Chiswick Beach Leisure Facility Planned for Strand on the Green


Motorboat club and 'fast pedalos' would form part of river development

he area of the proposed development - Ball's Wharf
Part of the area of the proposed development - Ball's Wharf

An application is being made to build a mixed river leisure facility by Strand on the Green. The development which would be called ‘Chiswick Beach’ would include twelve new moorings for houseboats and it is proposed to form a Chiswick Boat Club for motorboats to operate from the facility. The applicant says there would also be facilities for canoeing, rowing, sailing and ‘fast pedalos’ as well as a club boat with a café and restaurant. The scheme would be entirely on the water.
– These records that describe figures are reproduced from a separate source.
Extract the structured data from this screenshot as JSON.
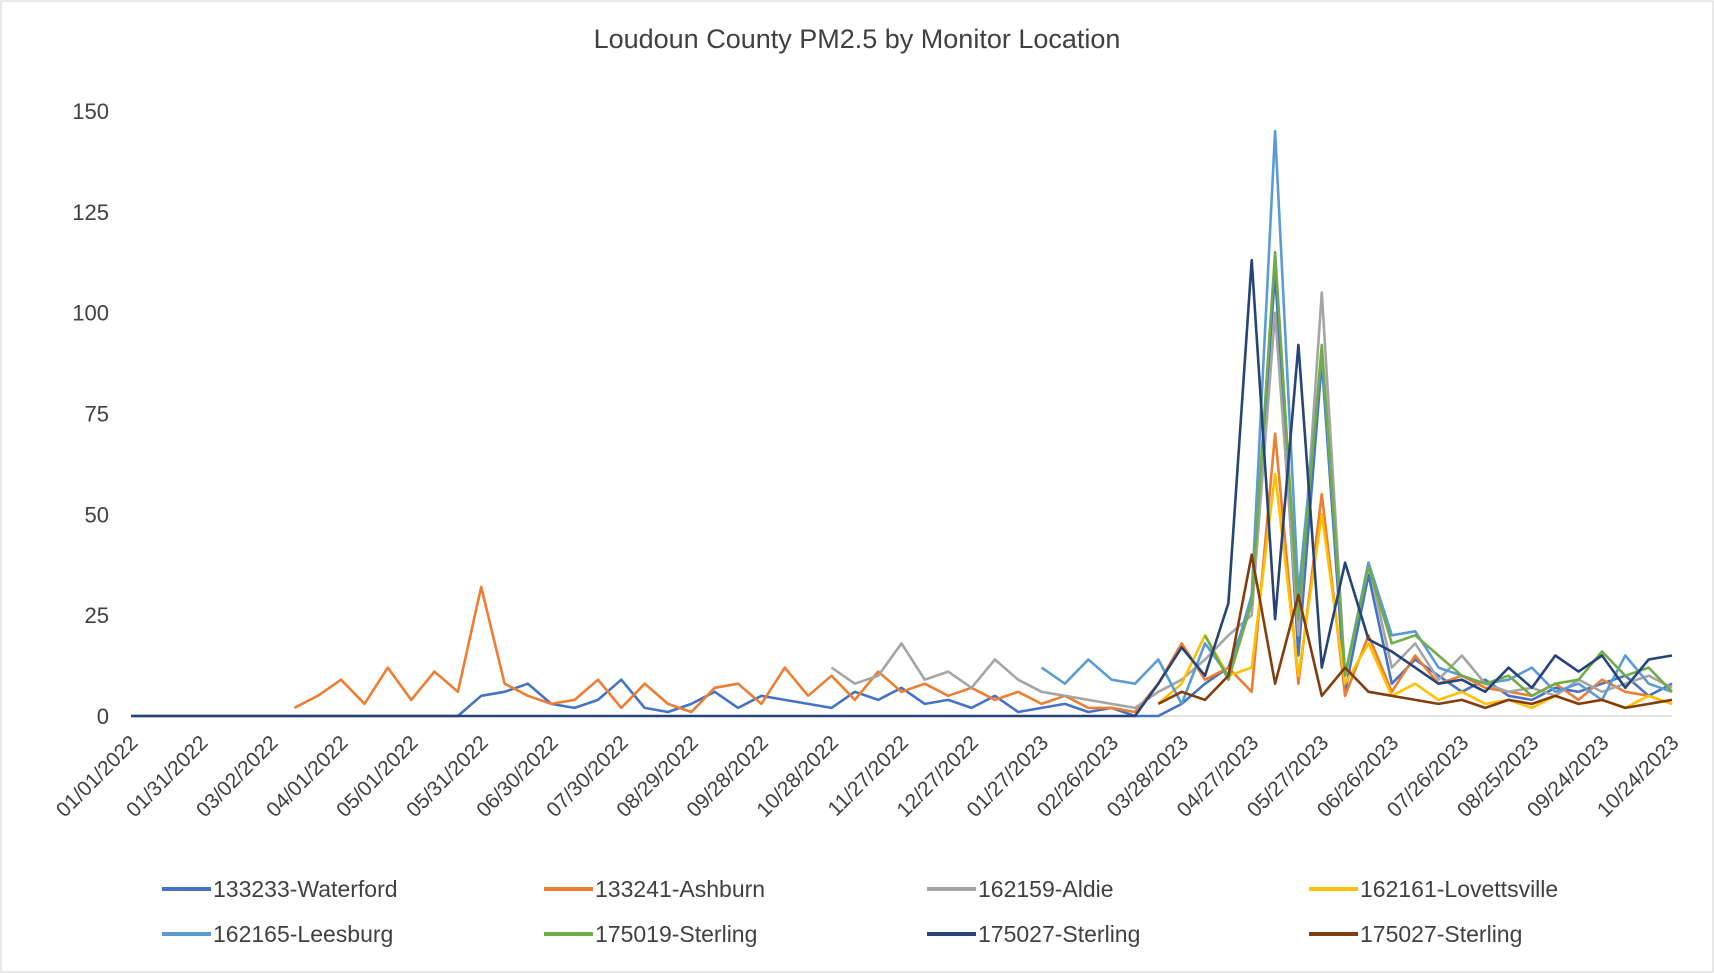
{
  "chart_data": {
    "type": "line",
    "title": "Loudoun County PM2.5 by Monitor Location",
    "categories": [
      "01/01/2022",
      null,
      null,
      "01/31/2022",
      null,
      null,
      "03/02/2022",
      null,
      null,
      "04/01/2022",
      null,
      null,
      "05/01/2022",
      null,
      null,
      "05/31/2022",
      null,
      null,
      "06/30/2022",
      null,
      null,
      "07/30/2022",
      null,
      null,
      "08/29/2022",
      null,
      null,
      "09/28/2022",
      null,
      null,
      "10/28/2022",
      null,
      null,
      "11/27/2022",
      null,
      null,
      "12/27/2022",
      null,
      null,
      "01/27/2023",
      null,
      null,
      "02/26/2023",
      null,
      null,
      "03/28/2023",
      null,
      null,
      "04/27/2023",
      null,
      null,
      "05/27/2023",
      null,
      null,
      "06/26/2023",
      null,
      null,
      "07/26/2023",
      null,
      null,
      "08/25/2023",
      null,
      null,
      "09/24/2023",
      null,
      null,
      "10/24/2023"
    ],
    "series": [
      {
        "name": "133233-Waterford",
        "color": "#4472c4",
        "values": [
          0,
          0,
          0,
          0,
          0,
          0,
          0,
          0,
          0,
          0,
          0,
          0,
          0,
          0,
          0,
          5,
          6,
          8,
          3,
          2,
          4,
          9,
          2,
          1,
          3,
          6,
          2,
          5,
          4,
          3,
          2,
          6,
          4,
          7,
          3,
          4,
          2,
          5,
          1,
          2,
          3,
          1,
          2,
          0,
          0,
          3,
          8,
          12,
          28,
          110,
          15,
          88,
          6,
          35,
          8,
          14,
          10,
          6,
          9,
          5,
          4,
          7,
          6,
          8,
          10,
          5,
          8
        ]
      },
      {
        "name": "133241-Ashburn",
        "color": "#ed7d31",
        "values": [
          null,
          null,
          null,
          null,
          null,
          null,
          null,
          2,
          5,
          9,
          3,
          12,
          4,
          11,
          6,
          32,
          8,
          5,
          3,
          4,
          9,
          2,
          8,
          3,
          1,
          7,
          8,
          3,
          12,
          5,
          10,
          4,
          11,
          6,
          8,
          5,
          7,
          4,
          6,
          3,
          5,
          2,
          2,
          1,
          8,
          18,
          9,
          12,
          6,
          70,
          8,
          55,
          5,
          20,
          6,
          15,
          8,
          10,
          7,
          6,
          5,
          8,
          4,
          9,
          6,
          5,
          3
        ]
      },
      {
        "name": "162159-Aldie",
        "color": "#a5a5a5",
        "values": [
          null,
          null,
          null,
          null,
          null,
          null,
          null,
          null,
          null,
          null,
          null,
          null,
          null,
          null,
          null,
          null,
          null,
          null,
          null,
          null,
          null,
          null,
          null,
          null,
          null,
          null,
          null,
          null,
          null,
          null,
          12,
          8,
          10,
          18,
          9,
          11,
          7,
          14,
          9,
          6,
          5,
          4,
          3,
          2,
          6,
          9,
          14,
          20,
          25,
          100,
          20,
          105,
          10,
          38,
          12,
          18,
          9,
          15,
          8,
          6,
          7,
          5,
          9,
          6,
          8,
          10,
          7
        ]
      },
      {
        "name": "162161-Lovettsville",
        "color": "#ffc000",
        "values": [
          null,
          null,
          null,
          null,
          null,
          null,
          null,
          null,
          null,
          null,
          null,
          null,
          null,
          null,
          null,
          null,
          null,
          null,
          null,
          null,
          null,
          null,
          null,
          null,
          null,
          null,
          null,
          null,
          null,
          null,
          null,
          null,
          null,
          null,
          null,
          null,
          null,
          null,
          null,
          null,
          null,
          null,
          null,
          null,
          3,
          8,
          20,
          10,
          12,
          60,
          10,
          50,
          8,
          18,
          5,
          8,
          4,
          6,
          3,
          4,
          2,
          5,
          3,
          4,
          2,
          5,
          3
        ]
      },
      {
        "name": "162165-Leesburg",
        "color": "#5b9bd5",
        "values": [
          null,
          null,
          null,
          null,
          null,
          null,
          null,
          null,
          null,
          null,
          null,
          null,
          null,
          null,
          null,
          null,
          null,
          null,
          null,
          null,
          null,
          null,
          null,
          null,
          null,
          null,
          null,
          null,
          null,
          null,
          null,
          null,
          null,
          null,
          null,
          null,
          null,
          null,
          null,
          12,
          8,
          14,
          9,
          8,
          14,
          3,
          18,
          10,
          30,
          145,
          30,
          90,
          10,
          38,
          20,
          21,
          12,
          10,
          8,
          9,
          12,
          6,
          8,
          4,
          15,
          8,
          6
        ]
      },
      {
        "name": "175019-Sterling",
        "color": "#70ad47",
        "values": [
          null,
          null,
          null,
          null,
          null,
          null,
          null,
          null,
          null,
          null,
          null,
          null,
          null,
          null,
          null,
          null,
          null,
          null,
          null,
          null,
          null,
          null,
          null,
          null,
          null,
          null,
          null,
          null,
          null,
          null,
          null,
          null,
          null,
          null,
          null,
          null,
          null,
          null,
          null,
          null,
          null,
          null,
          null,
          null,
          null,
          null,
          20,
          9,
          28,
          115,
          24,
          92,
          10,
          37,
          18,
          20,
          15,
          10,
          8,
          10,
          5,
          8,
          9,
          16,
          10,
          12,
          6
        ]
      },
      {
        "name": "175027-Sterling",
        "color": "#264478",
        "values": [
          0,
          0,
          0,
          0,
          0,
          0,
          0,
          0,
          0,
          0,
          0,
          0,
          0,
          0,
          0,
          0,
          0,
          0,
          0,
          0,
          0,
          0,
          0,
          0,
          0,
          0,
          0,
          0,
          0,
          0,
          0,
          0,
          0,
          0,
          0,
          0,
          0,
          0,
          0,
          0,
          0,
          0,
          0,
          0,
          8,
          17,
          10,
          28,
          113,
          24,
          92,
          12,
          38,
          19,
          16,
          12,
          8,
          9,
          6,
          12,
          7,
          15,
          11,
          15,
          7,
          14,
          15
        ]
      },
      {
        "name": "175027-Sterling",
        "color": "#843c0c",
        "values": [
          null,
          null,
          null,
          null,
          null,
          null,
          null,
          null,
          null,
          null,
          null,
          null,
          null,
          null,
          null,
          null,
          null,
          null,
          null,
          null,
          null,
          null,
          null,
          null,
          null,
          null,
          null,
          null,
          null,
          null,
          null,
          null,
          null,
          null,
          null,
          null,
          null,
          null,
          null,
          null,
          null,
          null,
          null,
          null,
          3,
          6,
          4,
          10,
          40,
          8,
          30,
          5,
          12,
          6,
          5,
          4,
          3,
          4,
          2,
          4,
          3,
          5,
          3,
          4,
          2,
          3,
          4
        ]
      }
    ],
    "ylim": [
      0,
      150
    ],
    "yticks": [
      0,
      25,
      50,
      75,
      100,
      125,
      150
    ]
  }
}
It would be located just east of Kew Bridge and stretch to the small park opposite the Café Rouge restaurant. The applicant promises to support ‘arts, music and creativity’ of all kinds at the facility. It would also be the home of the Institute of Life an organisation which is described as having a ‘fundamental philosophical belief in Life and the conservational use of the natural world for the well-being of people’. The facility would generate its own power and provide a surplus to feed back to the National Grid.

Permission has already been requested of the Port of London Authority (PLA) for installation of piles, pontoons and moorings in the area that used to be called Ball’s Wharf and was formerly used for river related commerce.

The applicant claims that Hounslow Council ‘is particularly excited’ by the scheme. The Council have recently approved a scheme to build moorings for 25 houseboats opposite Watermans Park to the west of Kew Bridge.

chiswick beach
A plan of the scheme submitted with the report to the PLA

A report they have submitted to the PLA says that there is a significant deficiency in river facilities east of Kew Bridge and this is the only site in Hounslow Borough where such an amenity could be built. The report describes the site as ‘blighted’.

The report states, ‘This imaginative and policy lead (sic) planning application, takes advantage of London historic waterway and designs it to meet the needs of contemporary Londoners and the work/life/leisure balance that only the river offers. This waterway scheme is only possible on the foreshore and it has been designed “from the water” to meet the strictest environmental standards.’

It goes on to claim, ‘By any account this is the most exciting waterway prospect in London, setting the standard of the use of the waterways for Borough across London.’

Paul of Active360, a paddleboarding club based in Kew Bridge Arches has already given feedback to the PLA. As well as pointing out the vagueness of the application as it stands, he also raises a safety issue saying, “It looks like at the start of ebb tide this will provide some excitement for novice canoeists, kayakers, DSUP paddlers launching on the drawdock as they will have to take care to avoid being pulled by the current into and under the moorings.”

He also raises the issue of plastic pollution at the site and asks how the development would be managed so as not to add to the problem. However, he adds that the added risk of the development might be worth putting up with if Section 106 funding from the plan could be used to create a much needed causeway across the mud at the drawdock.

We have asked Hounslow Council for a statement on the proposal.